We see the shocks. Bradman's first ball dismissal attempting to hook Bill Bowes, for example.

We witness the aftermath. Both political and sporting. How the rules were eventually changed to ban Bodyline. And an intriguing late chapter which moves forward in time and suggests that repeated short pitched bowling from the like of Lillie and Thomson (1970s), Marshall and Garner (1980s) et al is not that dissimilar from Bodyline. How very fast bowlers terririse batsman to this day.

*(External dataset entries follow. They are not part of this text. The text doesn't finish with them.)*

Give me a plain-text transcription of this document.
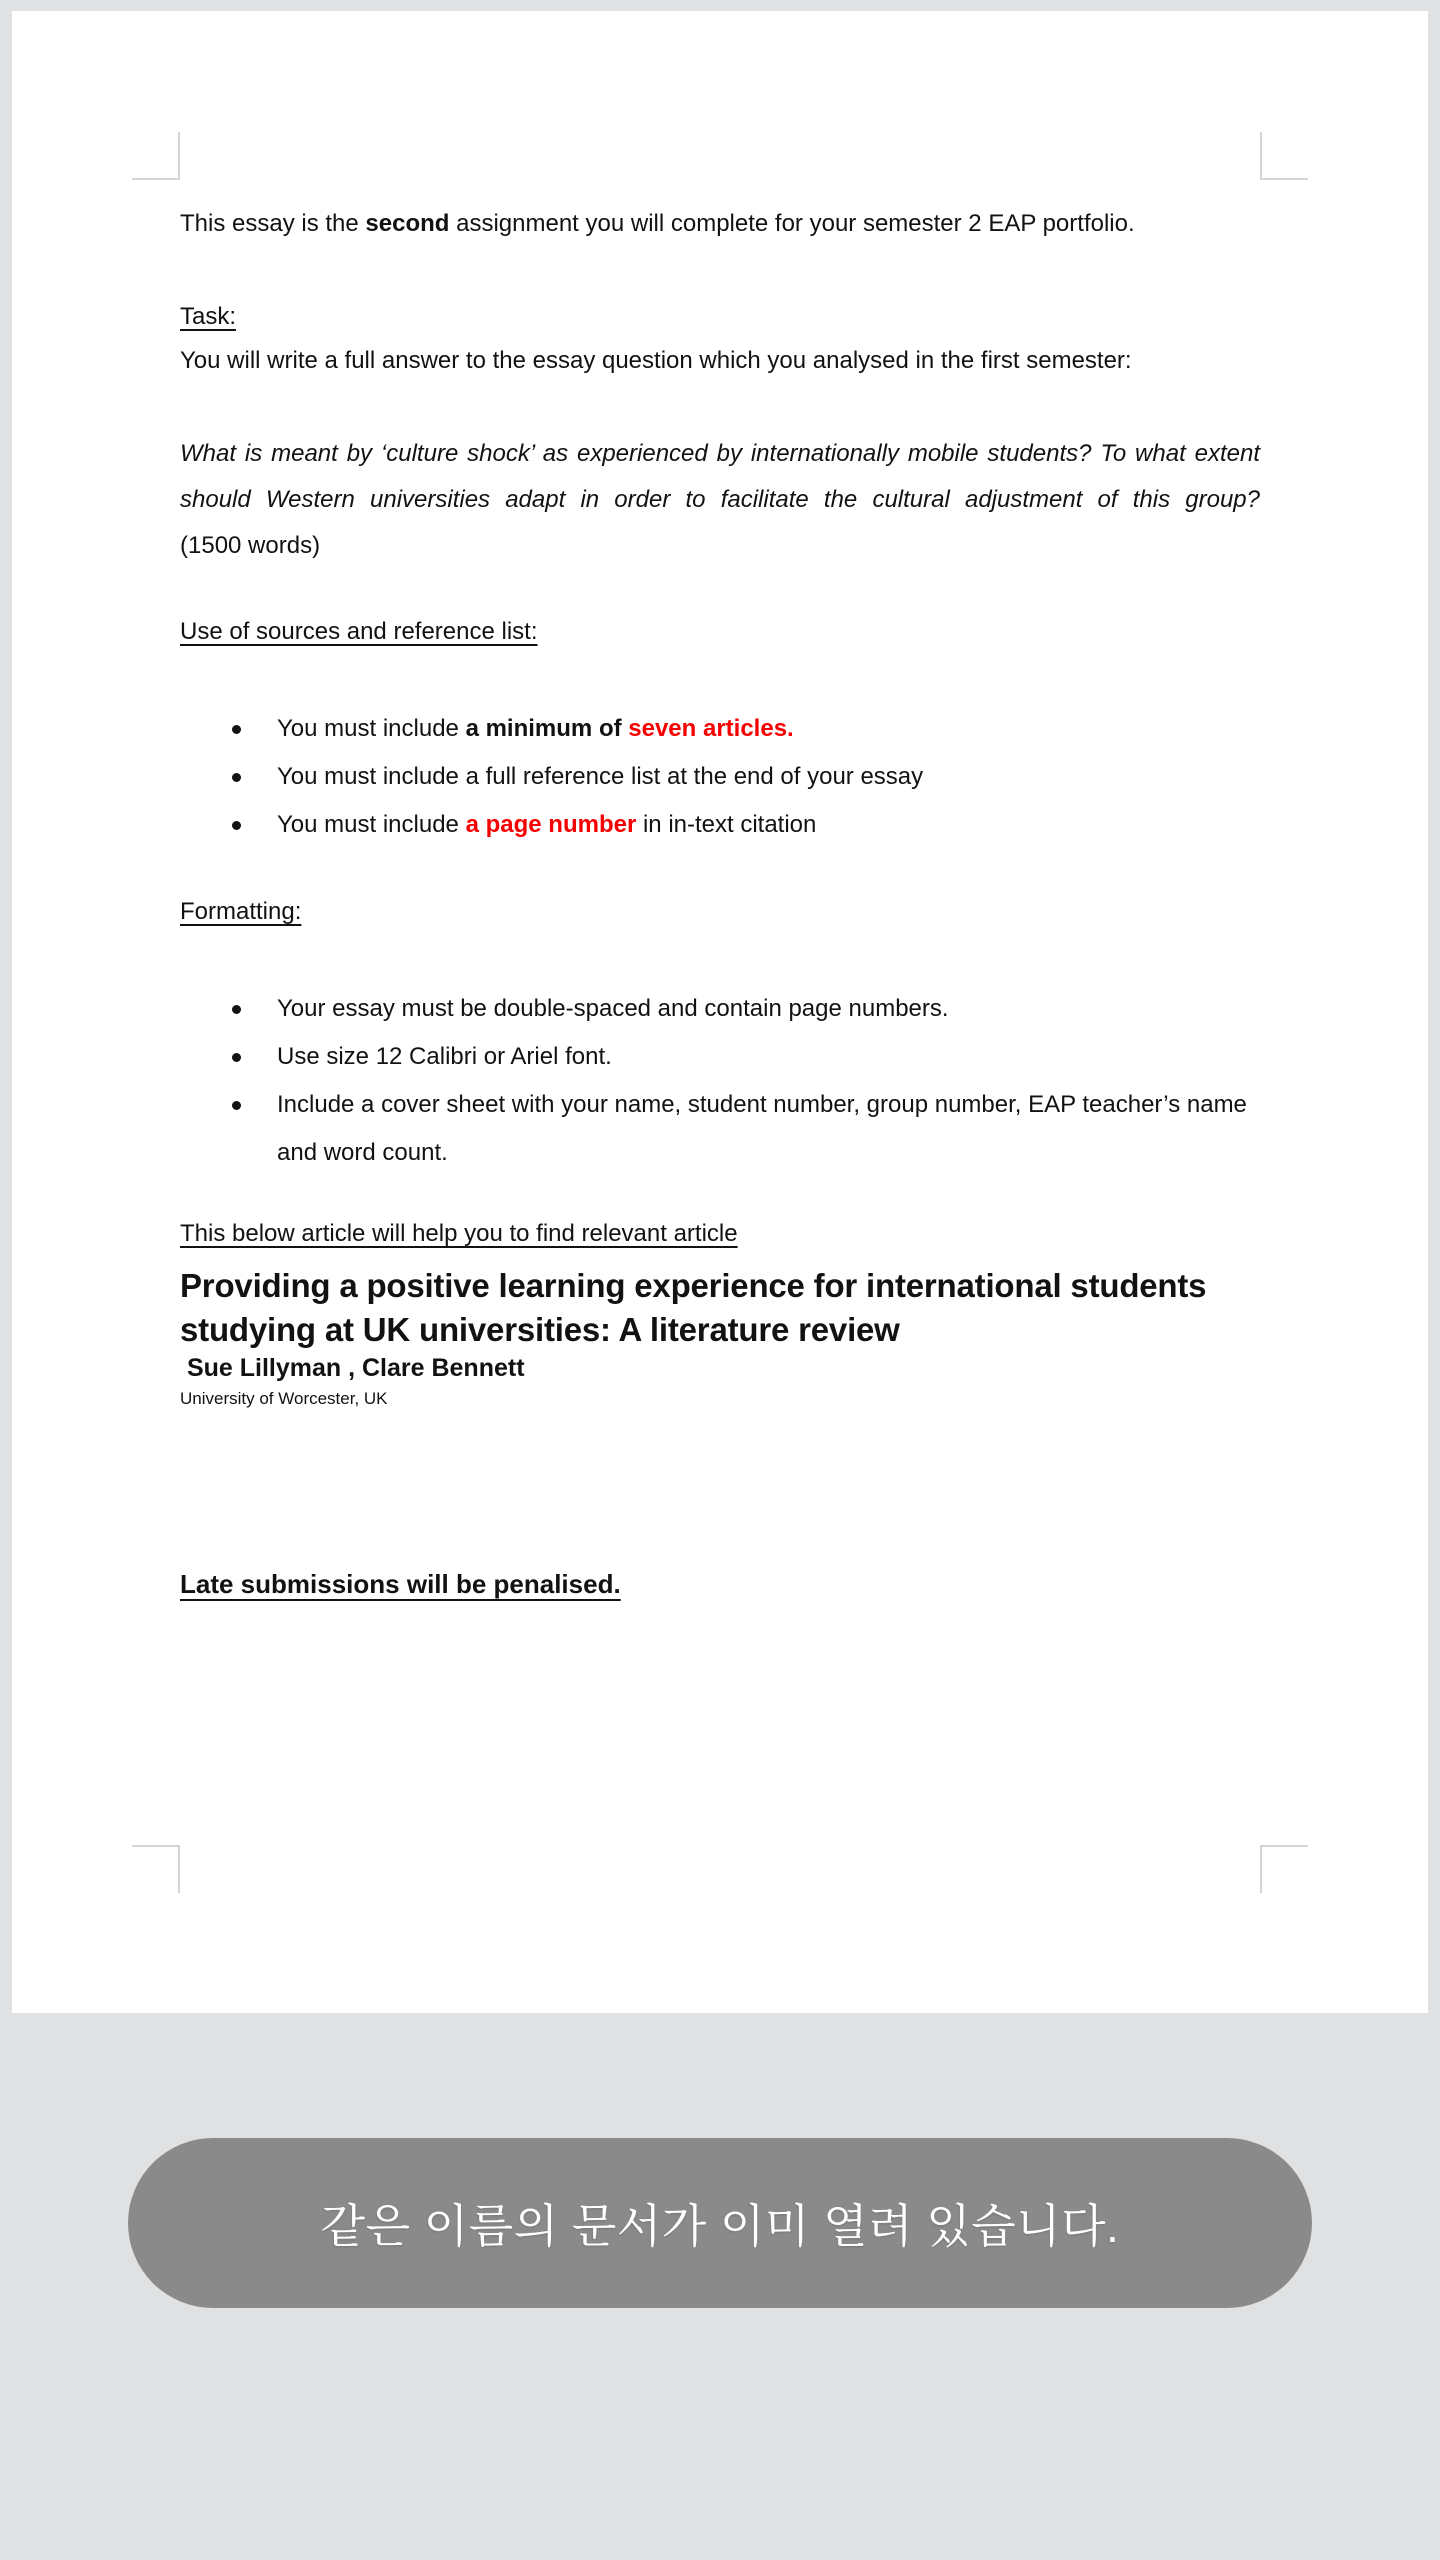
This essay is the second assignment you will complete for your semester 2 EAP portfolio.

Task:

You will write a full answer to the essay question which you analysed in the first semester:

What is meant by ‘culture shock’ as experienced by internationally mobile students? To what extent should Western universities adapt in order to facilitate the cultural adjustment of this group? (1500 words)

Use of sources and reference list:

You must include a minimum of seven articles.
You must include a full reference list at the end of your essay
You must include a page number in in-text citation

Formatting:

Your essay must be double-spaced and contain page numbers.
Use size 12 Calibri or Ariel font.
Include a cover sheet with your name, student number, group number, EAP teacher’s name and word count.

This below article will help you to find relevant article

Providing a positive learning experience for international students studying at UK universities: A literature review

Sue Lillyman , Clare Bennett

University of Worcester, UK

Late submissions will be penalised.

같은 이름의 문서가 이미 열려 있습니다.
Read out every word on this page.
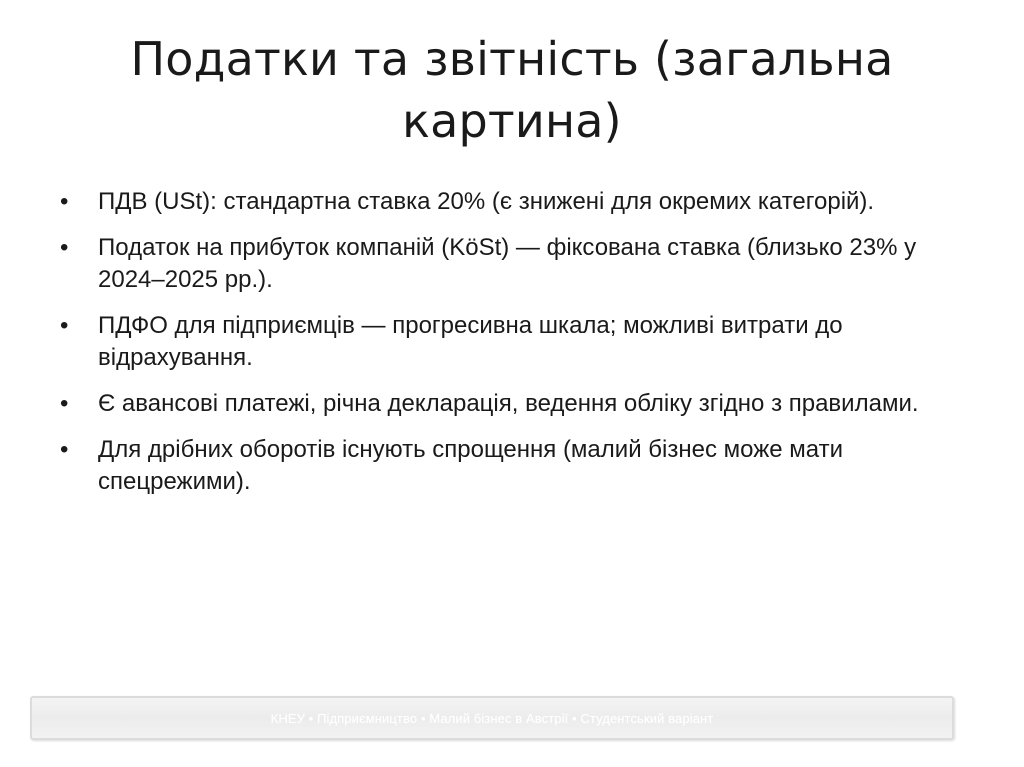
Податки та звітність (загальна картина)
•	ПДВ (USt): стандартна ставка 20% (є знижені для окремих категорій).
•	Податок на прибуток компаній (KöSt) — фіксована ставка (близько 23% у 2024–2025 рр.).
•	ПДФО для підприємців — прогресивна шкала; можливі витрати до відрахування.
•	Є авансові платежі, річна декларація, ведення обліку згідно з правилами.
•	Для дрібних оборотів існують спрощення (малий бізнес може мати спецрежими).
КНЕУ • Підприємництво • Малий бізнес в Австрії • Студентський варіант
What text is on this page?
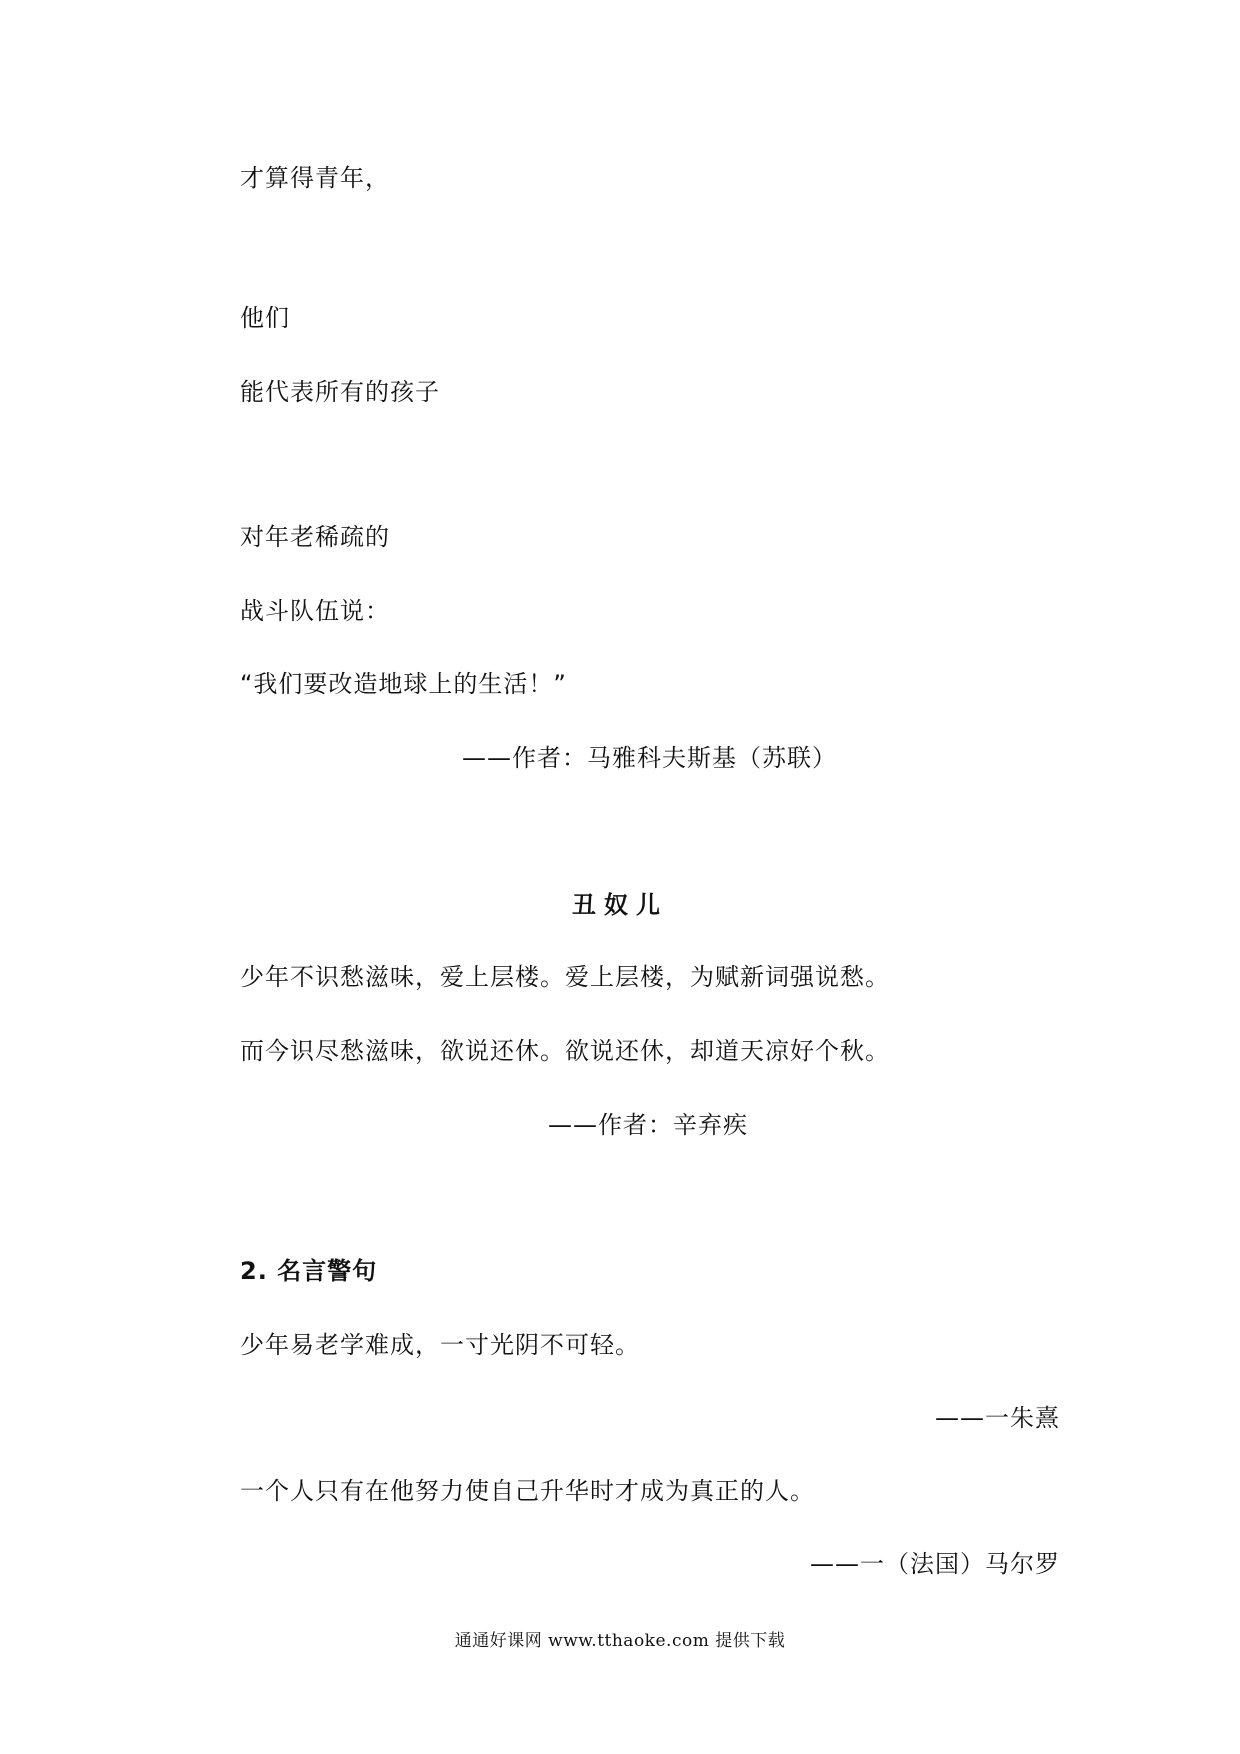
才算得青年，
他们
能代表所有的孩子
对年老稀疏的
战斗队伍说：
“我们要改造地球上的生活！”
——作者：马雅科夫斯基（苏联）
丑奴儿
少年不识愁滋味，爱上层楼。爱上层楼，为赋新词强说愁。
而今识尽愁滋味，欲说还休。欲说还休，却道天凉好个秋。
——作者：辛弃疾
2. 名言警句
少年易老学难成，一寸光阴不可轻。
——一朱熹
一个人只有在他努力使自己升华时才成为真正的人。
——一（法国）马尔罗
通通好课网 www.tthaoke.com 提供下载
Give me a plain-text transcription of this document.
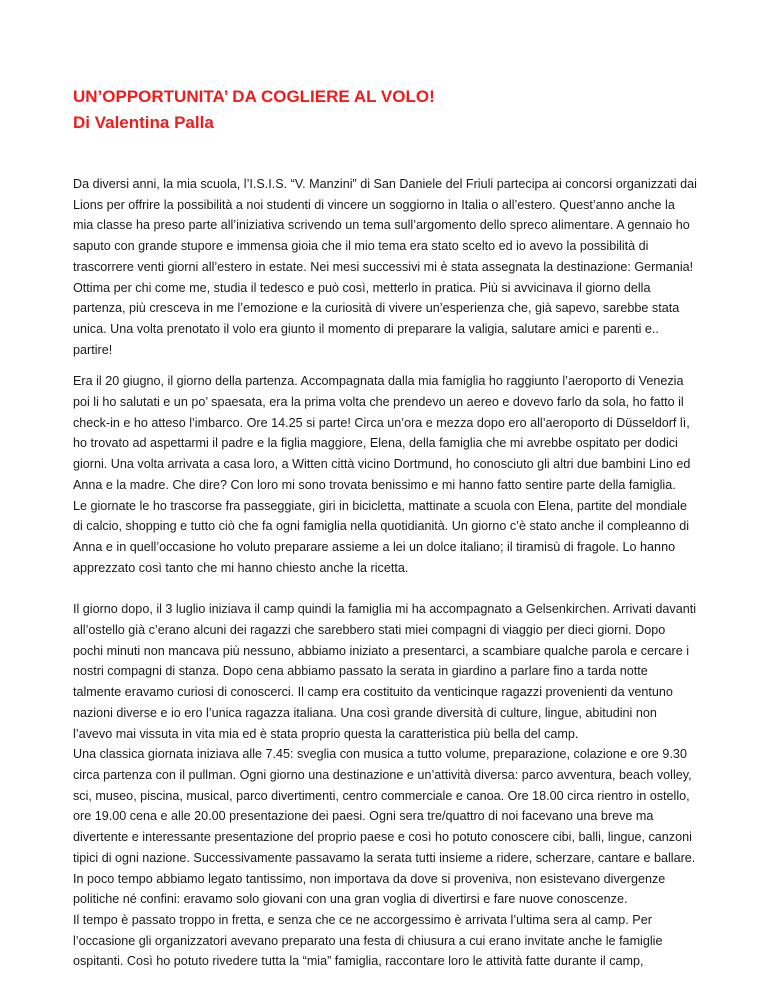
UN’OPPORTUNITA’ DA COGLIERE AL VOLO!
Di Valentina Palla

Da diversi anni, la mia scuola, l’I.S.I.S. “V. Manzini” di San Daniele del Friuli partecipa ai concorsi organizzati dai Lions per offrire la possibilità a noi studenti di vincere un soggiorno in Italia o all’estero. Quest’anno anche la mia classe ha preso parte all’iniziativa scrivendo un tema sull’argomento dello spreco alimentare. A gennaio ho saputo con grande stupore e immensa gioia che il mio tema era stato scelto ed io avevo la possibilità di trascorrere venti giorni all’estero in estate. Nei mesi successivi mi è stata assegnata la destinazione: Germania! Ottima per chi come me, studia il tedesco e può così, metterlo in pratica. Più si avvicinava il giorno della partenza, più cresceva in me l’emozione e la curiosità di vivere un’esperienza che, già sapevo, sarebbe stata unica. Una volta prenotato il volo era giunto il momento di preparare la valigia, salutare amici e parenti e.. partire!

Era il 20 giugno, il giorno della partenza. Accompagnata dalla mia famiglia ho raggiunto l’aeroporto di Venezia poi li ho salutati e un po’ spaesata, era la prima volta che prendevo un aereo e dovevo farlo da sola, ho fatto il check-in e ho atteso l’imbarco. Ore 14.25 si parte! Circa un’ora e mezza dopo ero all’aeroporto di Düsseldorf lì, ho trovato ad aspettarmi il padre e la figlia maggiore, Elena, della famiglia che mi avrebbe ospitato per dodici giorni. Una volta arrivata a casa loro, a Witten città vicino Dortmund, ho conosciuto gli altri due bambini Lino ed Anna e la madre. Che dire? Con loro mi sono trovata benissimo e mi hanno fatto sentire parte della famiglia.

Le giornate le ho trascorse fra passeggiate, giri in bicicletta, mattinate a scuola con Elena, partite del mondiale di calcio, shopping e tutto ciò che fa ogni famiglia nella quotidianità. Un giorno c’è stato anche il compleanno di Anna e in quell’occasione ho voluto preparare assieme a lei un dolce italiano; il tiramisù di fragole. Lo hanno apprezzato così tanto che mi hanno chiesto anche la ricetta.

Il giorno dopo, il 3 luglio iniziava il camp quindi la famiglia mi ha accompagnato a Gelsenkirchen. Arrivati davanti all’ostello già c’erano alcuni dei ragazzi che sarebbero stati miei compagni di viaggio per dieci giorni. Dopo pochi minuti non mancava più nessuno, abbiamo iniziato a presentarci, a scambiare qualche parola e cercare i nostri compagni di stanza. Dopo cena abbiamo passato la serata in giardino a parlare fino a tarda notte talmente eravamo curiosi di conoscerci. Il camp era costituito da venticinque ragazzi provenienti da ventuno nazioni diverse e io ero l’unica ragazza italiana. Una così grande diversità di culture, lingue, abitudini non l’avevo mai vissuta in vita mia ed è stata proprio questa la caratteristica più bella del camp.

Una classica giornata iniziava alle 7.45: sveglia con musica a tutto volume, preparazione, colazione e ore 9.30 circa partenza con il pullman. Ogni giorno una destinazione e un’attività diversa: parco avventura, beach volley, sci, museo, piscina, musical, parco divertimenti, centro commerciale e canoa. Ore 18.00 circa rientro in ostello, ore 19.00 cena e alle 20.00 presentazione dei paesi. Ogni sera tre/quattro di noi facevano una breve ma divertente e interessante presentazione del proprio paese e così ho potuto conoscere cibi, balli, lingue, canzoni tipici di ogni nazione. Successivamente passavamo la serata tutti insieme a ridere, scherzare, cantare e ballare. In poco tempo abbiamo legato tantissimo, non importava da dove si proveniva, non esistevano divergenze politiche né confini: eravamo solo giovani con una gran voglia di divertirsi e fare nuove conoscenze.

Il tempo è passato troppo in fretta, e senza che ce ne accorgessimo è arrivata l’ultima sera al camp. Per l’occasione gli organizzatori avevano preparato una festa di chiusura a cui erano invitate anche le famiglie ospitanti. Così ho potuto rivedere tutta la “mia” famiglia, raccontare loro le attività fatte durante il camp,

But most of all, one gets a real history of how things used to be. How the pace of life appeared to be much slower. For me, there is the overriding feeling that this was possibly the beginning of "gamesmanship" as we know it today. Douglas Jardine sacrificed sportsmanship, and Harold Larwood too in pursuit of the Ashes. Larwood was simply doing his job. He had no other choice. He was a Professional - a workhorse who had to do as he was told. An ex-miner from Nuncargate, he was bowled to destruction by Jardine. A Captain of England in those days could only be an Amateur - a gentleman, even. We therefore see the human side to this saga too. How Larwood was subsequently ostracised by the authorities for his part in Bodyline and how he emigrated to Australia to start a new life.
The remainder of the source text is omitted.